Der Mann, der Bäume für die Toten pflanzt

 

 

 

 

 

 

 

 

 

 

 

 

 

 

 

 

 

 

 

 

 

 

 

 

Begonnen hat alles mit der Liebe. Als Jürgen im Sommer 2014 zum ersten Mal durch die Tür kommt, verliebt sich Mario Dieringer in ihn.

 

„In seinen Armen stand für mich die Welt still“, sagt er, „bei niemandem zuvor habe ich mich so ruhig gefühlt.“ Mario Dieringer fühlt sich angenommen wie nie zuvor in seinem Leben. Dass Jürgen unter Depressionen leidet, wird ihm schnell klar. „Ich habe gemerkt, dass er nachts nicht schlafen kann. Das kannte ich schon von mir selber.“

Zwei Menschen, die beide immer wieder depressive Phasen durchleiden, haben einander gefunden. Fast zwei Jahre bleiben sie zusammen. Ostern 2016 nimmt sich Jürgen in Frankfurt am Main das Leben. 

 

Der Tod seines Partners ist ein Ende und ein Anfang für Mario Dieringer, heute 51 Jahre alt.

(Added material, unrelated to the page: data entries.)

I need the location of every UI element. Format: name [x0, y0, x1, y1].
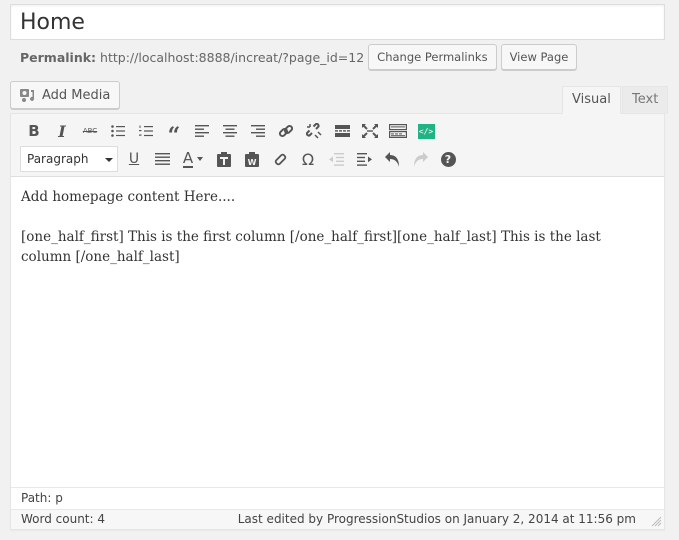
underline-button[interactable]: U — [120, 146, 148, 172]
bullet-list-icon — [111, 125, 125, 137]
word-count: Word count: 4 — [21, 512, 106, 526]
clear-formatting-button[interactable] — [266, 146, 294, 172]
shortcode-button[interactable]: </> — [412, 118, 440, 144]
underline-icon: U — [128, 151, 140, 167]
text-color-button[interactable]: A — [176, 146, 210, 172]
permalink-url[interactable]: http://localhost:8888/increat/?page_id=1… — [100, 50, 364, 65]
paste-word-icon: W — [245, 151, 259, 167]
chevron-down-icon — [105, 158, 113, 162]
help-button[interactable]: ? — [434, 146, 462, 172]
blockquote-button[interactable]: “ — [160, 118, 188, 149]
read-more-icon — [334, 125, 350, 137]
unlink-icon — [306, 123, 322, 139]
toolbar-toggle-icon — [389, 124, 407, 138]
justify-icon — [154, 153, 170, 165]
special-character-icon: Ω — [301, 149, 315, 169]
fullscreen-button[interactable] — [356, 118, 384, 144]
link-icon — [278, 124, 294, 138]
change-permalinks-button[interactable]: Change Permalinks — [368, 44, 497, 70]
outdent-button[interactable] — [322, 146, 350, 172]
editor-content[interactable]: Add homepage content Here.... [one_half_… — [11, 177, 664, 487]
toolbar-row-2: Paragraph U A W Ω ? — [20, 145, 462, 173]
outdent-icon — [328, 152, 344, 166]
align-center-icon — [223, 125, 237, 137]
editor: B I ABC “ </> Paragraph U A W Ω ? Add ho… — [10, 113, 665, 530]
editor-toolbar: B I ABC “ </> Paragraph U A W Ω ? — [11, 114, 664, 177]
svg-text:W: W — [248, 158, 257, 167]
paste-word-button[interactable]: W — [238, 146, 266, 172]
numbered-list-button[interactable] — [132, 118, 160, 144]
bold-icon: B — [28, 122, 40, 140]
link-button[interactable] — [272, 118, 300, 144]
last-edited: Last edited by ProgressionStudios on Jan… — [237, 512, 636, 526]
add-media-label: Add Media — [42, 87, 111, 103]
bold-button[interactable]: B — [20, 118, 48, 144]
special-character-button[interactable]: Ω — [294, 146, 322, 172]
text-color-caret-icon — [197, 157, 204, 161]
numbered-list-icon — [139, 125, 153, 137]
paragraph-format-select[interactable]: Paragraph — [20, 146, 118, 172]
fullscreen-icon — [362, 124, 378, 138]
permalink-row: Permalink: http://localhost:8888/increat… — [20, 44, 581, 70]
read-more-button[interactable] — [328, 118, 356, 144]
align-center-button[interactable] — [216, 118, 244, 144]
align-right-button[interactable] — [244, 118, 272, 144]
resize-handle-icon[interactable] — [651, 516, 662, 527]
shortcode-icon: </> — [417, 123, 435, 139]
title-input[interactable] — [10, 4, 665, 40]
content-paragraph: [one_half_first] This is the first colum… — [21, 229, 601, 265]
clear-formatting-icon — [274, 153, 286, 165]
undo-button[interactable] — [378, 146, 406, 172]
redo-icon — [413, 151, 428, 167]
strikethrough-icon: ABC — [82, 127, 98, 135]
paste-text-button[interactable] — [210, 146, 238, 172]
help-icon: ? — [440, 151, 456, 167]
justify-button[interactable] — [148, 146, 176, 172]
toolbar-row-1: B I ABC “ </> — [20, 117, 440, 149]
add-media-button[interactable]: Add Media — [10, 81, 121, 109]
permalink-label: Permalink: — [20, 49, 97, 65]
italic-button[interactable]: I — [48, 118, 76, 144]
align-left-icon — [195, 125, 209, 137]
align-right-icon — [251, 125, 265, 137]
strikethrough-button[interactable]: ABC — [76, 118, 104, 144]
bullet-list-button[interactable] — [104, 118, 132, 144]
indent-button[interactable] — [350, 146, 378, 172]
blockquote-icon: “ — [167, 122, 181, 149]
paste-text-icon — [217, 151, 231, 167]
media-icon — [20, 89, 34, 102]
status-bar: Word count: 4 Last edited by Progression… — [11, 509, 664, 529]
text-color-icon: A — [182, 148, 194, 168]
unlink-button[interactable] — [300, 118, 328, 144]
path-bar: Path: p — [11, 487, 664, 509]
tab-visual[interactable]: Visual — [562, 86, 621, 114]
indent-icon — [356, 152, 372, 166]
italic-icon: I — [58, 121, 66, 141]
align-left-button[interactable] — [188, 118, 216, 144]
view-page-button[interactable]: View Page — [500, 44, 578, 70]
format-select-value: Paragraph — [27, 152, 89, 166]
redo-button[interactable] — [406, 146, 434, 172]
undo-icon — [384, 151, 399, 167]
tab-text[interactable]: Text — [622, 86, 669, 114]
content-paragraph: Add homepage content Here.... — [21, 189, 236, 205]
toolbar-toggle-button[interactable] — [384, 118, 412, 144]
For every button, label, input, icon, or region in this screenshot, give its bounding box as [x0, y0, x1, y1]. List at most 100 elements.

Jürgens Tod hat das Leben beendet, das Dieringer kannte. Und er schickt ihn jetzt auf eine Mission. Dieringer wird sich von Frankfurt aus auf eine Weltreise machen, um Geschichten zu sammeln. Geschichten von Menschen, die Suizid begangen haben, Geschichten von den Menschen, die damit fertig werden müssen, dass Eltern, Partner, Kinder oder Freunde ihr Leben beendet haben. Ostern wird Mario Dieringer starten. Zu Fuß. Weil Trauer Zeit braucht. Weil das Zuhören Zeit braucht. Und weil das Gehen guttut.

 

„Ich habe Glück gehabt“, sagt Mario Dieringer, grau melierter Bart, wacher Blick. Seit Jürgen tot ist, hat er viele Geschichten gehört von Menschen, die ihre Liebsten tot gefunden haben. Sie müssen mit der Abwesenheit dieser Liebsten fertig werden und auch mit den Bildern. „Ich kann Jürgen in Erinnerung behalten, wie er gelebt hat und wie ich ihn geliebt habe“, sagt Mario Dieringer. Es klingt nach Demut. Schwarze Phasen.

Sommer 2014. Jürgen ist Ingenieur, Mario Dieringer arbeitet als Medientrainer. Sie kochen und essen gerne gut, fahren zusammen in Marios Garten am Rande von Frankfurt, feiern Grillfeste mit Freunden. Als Mario ganz am Anfang ihrer Beziehung in einer schwarzen Phase versucht, sich mit Tabletten das Leben zu nehmen, ist Jürgen rechtzeitig da und ruft den Krankenwagen.

 

„In den ersten Monaten danach wäre ich fast eingegangen“

 

Mario Dieringer macht eine Therapie, die Liebe zu Jürgen gibt ihm neuen Lebensmut. Er versucht, auch Jürgen dazu zu bewegen, sich helfen zu lassen. Eine Zeit lang gelingt das, Jürgen bekommt Medikamente und kann wieder schlafen. Er fühlt sich besser. Doch immer wieder setzt er die Präparate ab und bekommt heftige Depressionen. „Das hat mich so wütend gemacht, dass er sich nicht hat helfen lassen“, sagt Mario Dieringer, „aber Depression hat so viele verschiedene Gesichter, ich vermute, dass es einfach Teil dieser Depression war, dass er es nicht konnte.“ 

 

Das Zusammenleben ist nicht immer leicht, oft streiten sich die beiden, immer wieder über den Umgang mit den Depressionen. Mario Dieringer braucht ein paar Tage Abstand, fährt Ostern 2016 nach Berlin und stellt sein Telefon aus. Jürgen bleibt in Frankfurt am Main und begeht während Marios Abwesenheit Suizid. Die vielen verpassten Anrufe und SMS-Nachrichten auf dem Smartphone sieht Mario Dieringer erst danach. „In den ersten Monaten danach wäre ich fast eingegangen“, sagt er. Nachts schreckt er hoch und hat das Gefühl, dass sein Partner auf dem Bett sitzt. Jeden Morgen wacht er genau zu der Zeit auf, zu der Jürgen sich von ihm verabschiedet hat, bevor er zur Arbeit gefahren ist.